Sonntag, 13. Oktober 2013

Dinge (V) - Pfennige und Süßigkeitentüten


Die Kinderwelt und die Welt der Erwachsenen stehen einander asymmetrisch gegenüber. Ein Schnittpunkt zwischen den beiden Welten ist das Geld. In meiner Kinderwelt gab es Kinderhausfreunde, Hochhausfreunde, Schulkameraden und die Kinder von Freunden meiner Eltern. Die Kinderwelt war groß und abenteuerlich, vielseitig und ideologisch mal so und mal so geprägt. Je nachdem, in welchem Kontext ich wen traf, konnte dieses oder jenes gemacht werden. Die Erwachsenenwelt war eine für sich, die ich nicht immer verstand.

In der Hochhaussiedlung durfte ich mich mit meinen Schulkameraden frei bewegen. Im Wesentlichen bezog sich das auf die Schneise von unten, wo wir wohnten, nach oben, wo meine Schule, die Hufeland-Grundschule war. Wir wohnten in den Hochhäusern am Ring, innerhalb der Siedlung konnte man autofrei den Berg, der links und rechts von Häusern gesäumt war hochgehen und kam dann, in der Mitte des Weges, auf einen großen Platz. Ich glaube, dass es dort sogar einen Brunnen gab - das hat die Architektur Ende der 60er Jahre auch aus Beton hinbekommen – Bäume, Wiesen oder Büsche gab es mit Sicherheit nicht.

An diesem Platz, dem Koma-Platz, gab es im Erdgeschoß der dort stehenden Hochhäuser mehrere Geschäfte – was es in meinem Hochhaus nicht gab. Unter anderem gab es dort einen Uhrenladen, in dem meine Großmutter mir meine erste Armbanduhr kaufte, sie war blau – das weiß ich noch. Auch gab es einen Supermarkt, den Koma-Markt eben, einen Tabakladen, einen Zeitschriftenladen – und vielleicht noch mehr – jedenfalls gab es an der Ecke, an der wir vorbei mussten, wenn wir zur Schule gingen, da ging es noch ein Stück weiter den Berg hinauf, eine Bude.

Ja, so nannte man das damals im Ruhrgebiet – einen Kiosk, eine Trinkhalle, eben eine Bude. Und in dieser Bude überschnitten sich die Erwachsenenwelt und die Kinderwelt auf eine unideologische Art und Weise. Wir Kinder durften, so wir die entsprechenden Geldstücke vorwiesen, Teil der Erwachsenenwelt werden – wir wurden als Käufer anerkannt. Man konnte in diese Bude hineingehen. Ich nehme an, dass es dort die üblichen Notfall-Produkte gab, die man so brauchen kann.
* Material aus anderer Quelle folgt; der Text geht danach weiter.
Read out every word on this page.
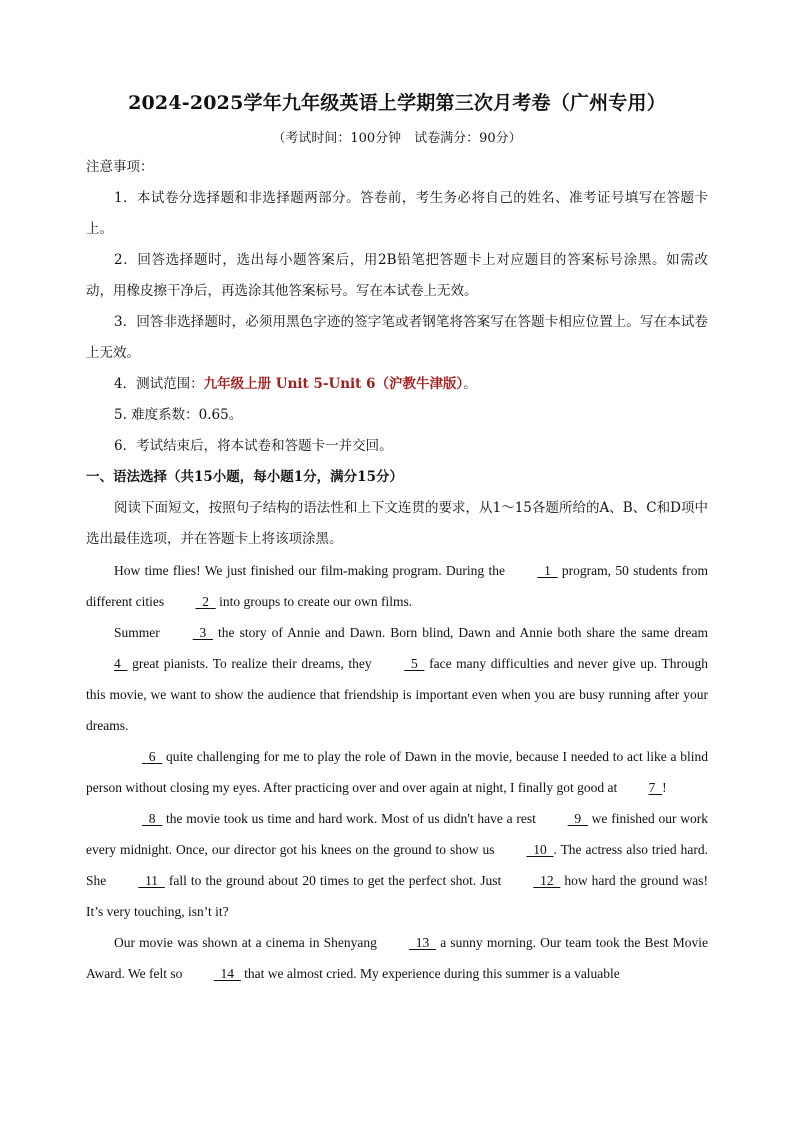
2024-2025学年九年级英语上学期第三次月考卷（广州专用）
（考试时间：100分钟　试卷满分：90分）

注意事项：

1．本试卷分选择题和非选择题两部分。答卷前，考生务必将自己的姓名、准考证号填写在答题卡上。

2．回答选择题时，选出每小题答案后，用2B铅笔把答题卡上对应题目的答案标号涂黑。如需改动，用橡皮擦干净后，再选涂其他答案标号。写在本试卷上无效。

3．回答非选择题时，必须用黑色字迹的签字笔或者钢笔将答案写在答题卡相应位置上。写在本试卷上无效。

4．测试范围：九年级上册 Unit 5-Unit 6（沪教牛津版）。

5. 难度系数：0.65。

6．考试结束后，将本试卷和答题卡一并交回。

一、语法选择（共15小题，每小题1分，满分15分）

阅读下面短文，按照句子结构的语法性和上下文连贯的要求，从1～15各题所给的A、B、C和D项中选出最佳选项，并在答题卡上将该项涂黑。

How time flies! We just finished our film-making program. During the   1   program, 50 students from different cities   2   into groups to create our own films.

Summer   3   the story of Annie and Dawn. Born blind, Dawn and Annie both share the same dream 4   great pianists. To realize their dreams, they   5   face many difficulties and never give up. Through this movie, we want to show the audience that friendship is important even when you are busy running after your dreams.

6   quite challenging for me to play the role of Dawn in the movie, because I needed to act like a blind person without closing my eyes. After practicing over and over again at night, I finally got good at 7  !

8   the movie took us time and hard work. Most of us didn't have a rest   9   we finished our work every midnight. Once, our director got his knees on the ground to show us   10  . The actress also tried hard. She   11   fall to the ground about 20 times to get the perfect shot. Just   12   how hard the ground was! It’s very touching, isn’t it?

Our movie was shown at a cinema in Shenyang   13   a sunny morning. Our team took the Best Movie Award. We felt so   14   that we almost cried. My experience during this summer is a valuable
Für uns war aber nicht das Hineingehen interessant, Butter, Rasierschaum oder Klopapier interessierte uns nicht, sondern die Glasfront vorne. In der Mitte gab es ein kleines Fenster, aus dem der Verkäufer schaute und verkaufte. Und hinter der gesamten Glasfront, um das Fenster herum, waren durchsichtige Süßigkeitendosen aufgestapelt, in die der Verkäufer hineingreifen konnte, wenn wir…

Da gab es jede Menge Gummizeug, Colafläschchen, Teufel, Lakritzschnecken, Salzbrezeln aus Lakritz, kleine gefüllte violette und silberne Pastillen, Salmiakkugeln und Mausespeck aus Schaumzucker, Lutscher und Lollys, Colakracher und Brausetüten, süße Halsketten und Schleckmuscheln, Kaubonbons und mit Schokolade überzogene Karamelstangen oder bunt gefüllte Überraschungssortimente. An Schokolade erinnere ich mich nicht.

Alle diese kleinen süßen Dinge kosteten nur einige Pfennige. Und wenn man zehn, zwanzig oder sogar fünfzig Pfennige besaß, dann konnte man sich eine prall gefüllte Tüte zusammenstellen lassen. Gewissenhaft und geflissentlich bedienten uns die Verkäufer, in der Hoffnung, uns als Kunden zu erhalten, die später etwas finanzkräftiger zugreifen würden. In diesen Momenten war der Schnittpunkt das Geld, die Erwachsenen konnten sehr freundlich zu uns sein – jeder war auf seine Weise von Hoffnungen und Wünschen getragen.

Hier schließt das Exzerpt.